BAM読者のみなさんは普段どうやって音楽を聞いているだろうか。Apple Musicや Spotifyなどの音楽配信サービスが音楽体験の主流となって久しいが、テクノロジーの進化に反動を受けるかのように、今アナログレコードの人気が再燃している。

なんと言っても、アナログレコードの魅力は音質と迫力のレコードジャケットだ。特徴的な正方形のアートワークとサイズの大きさは細かい部分までじっくりと鑑賞することができる。アナログレコードは、音楽だけでなくアート作品として視覚でも楽しむことができるのだ。
ノスタルジーだけじゃない、再燃するアナログレコード
加速するトレンドに疲弊した若者たちが、かつて流行した古き良き文化にアクセスし始めている。音楽も例外ではなく、サブスクリプションサービスで昭和歌謡がヒットしたり、TIK TOKでは懐かしい曲に合わせてティーンたちが振りをつけて踊っている。しかし、アナログレコード人気の再燃は、昔を懐かしむ“ノスタルジー”的な感覚にのみによって消費されているわけではないのだ。

日本にはレコードショップの大きなマーケットが存在している。ありとあらゆるレコードが揃う「ディスクユニオン」から、あの「PERFECT DAYS」にも登場した下北沢「フラッシュ・ディスク・ランチ」など、大小様々かつセレクトも個性的で、掘り出し物を求めて世界中の音楽ファンが訪れるのだ。また80〜90年代にかけての日本の音楽が有名アーティストにサンプリング1されることによって当時の音源にプレミアがつき、良質な中古アイテムが求められた。そして、保管状態の良い日本の中古マーケットが世界に注目された。
多角化するアルバムジャケット
また、デジタル音源が普及したことによって、よりフィジカルな音楽体験を重要視する時代性も後押しした。アーティストのKAWSやジュリアン・オピーなど、現代アート界の巨匠たちがかつて手がけたアルバムジャケットは、もはやアート作品としての需要が高まっている。ポップアートの原点でもあるアンディー・ウォーホルは「ラッツ&スター」や「ローリングストーン」、「ジョン・レノン」らのレコードジャケットを手がけており、アートと音楽が一体となってポップカルチャーが盛り上がって行くことにもつながる。アルバムジャケットは、アート作品やインテリアのように所有欲を満たすコレクションとなっていったのだ。
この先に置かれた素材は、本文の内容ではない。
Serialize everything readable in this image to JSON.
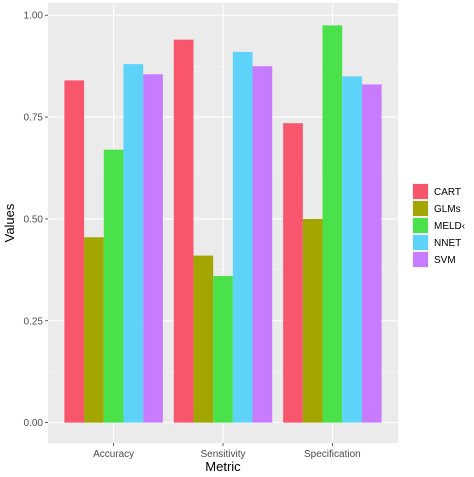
{
  "chart_data": {
    "type": "bar",
    "xlabel": "Metric",
    "ylabel": "Values",
    "categories": [
      "Accuracy",
      "Sensitivity",
      "Specification"
    ],
    "ylim": [
      0,
      1.0
    ],
    "yticks": [
      "0.00",
      "0.25",
      "0.50",
      "0.75",
      "1.00"
    ],
    "ytick_values": [
      0,
      0.25,
      0.5,
      0.75,
      1.0
    ],
    "grid": true,
    "legend_position": "right",
    "series": [
      {
        "name": "CART",
        "color": "#F8566D",
        "values": [
          0.84,
          0.94,
          0.735
        ]
      },
      {
        "name": "GLMs",
        "color": "#A3A500",
        "values": [
          0.455,
          0.41,
          0.5
        ]
      },
      {
        "name": "MELD",
        "color": "#4BE14B",
        "values": [
          0.67,
          0.36,
          0.975
        ]
      },
      {
        "name": "NNET",
        "color": "#5ED3FA",
        "values": [
          0.88,
          0.91,
          0.85
        ]
      },
      {
        "name": "SVM",
        "color": "#C77CFF",
        "values": [
          0.855,
          0.875,
          0.83
        ]
      }
    ],
    "legend_labels": [
      "CART",
      "GLMs",
      "MELD‹",
      "NNET",
      "SVM"
    ]
  },
  "style": {
    "panel_background": "#EBEBEB",
    "grid_major": "#FFFFFF",
    "grid_minor": "#F5F5F5"
  }
}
また最新のアーティストたちも、この流れに乗る形でアナログレコードを新譜としてリリースしている。2019年12月に薬物の過剰摂取によって21歳でこの世を去ったシカゴ出身のJuice WRLD(ジュース・ワールド)は自身の2枚目の遺作アルバム「The Party Never Ends」をアナログレコードでも発売。村上隆の手がけたアートワークは彼が亡くなる2週間前に東京で直接対面して制作が勧められたそうだ。

名作ジャケットから紐解くデザインの力
アート作品としても支持を受けるレコードジャケット。コンセプチュアルなビジュアルの原点ともされているのが。ビートルズ「Sgt. Pepper’s Lonely Hearts Club Band」(1967)だ。デザインはピーター・ブレイク&ジャン・ハワースで、アルバムジャケットに集合するのは、マリリン・モンロー、ボブ・ディラン、アレイスター・クロウリーなどのスターたち。アルバム自体を一つのコンセプチュアルな芸術作品として提示することによって、音楽とビジュアルの相乗効果を狙った。
日本では現在“シティポップ”と呼ばれるジャンルの大瀧詠一「A LONG VACATION」や山下達郎「For You」などの作品に代表される独特のイラスト表現が花開いた。それぞれ永井博・鈴木英人が手がけており、都会的なイメージや陰影のない表現が、現実の雑念やひずみを忘れさせるユートピアのような場所として想起させられる。

現代音楽家のブライアン・イーノはアートワークを“瞬間芸術”と呼んでいる。聴く前の0秒の瞬間に、音の世界を予感させるジャケットは「音楽の扉」であり、視覚的なイントロダクションでもあるというわけだ。音楽表現と切っても切り離せないアルバムのアートワークは、音楽体験の拡張と、終わりなきアートへの旅に連れていってくれる存在としてこれからも注目し続けたい。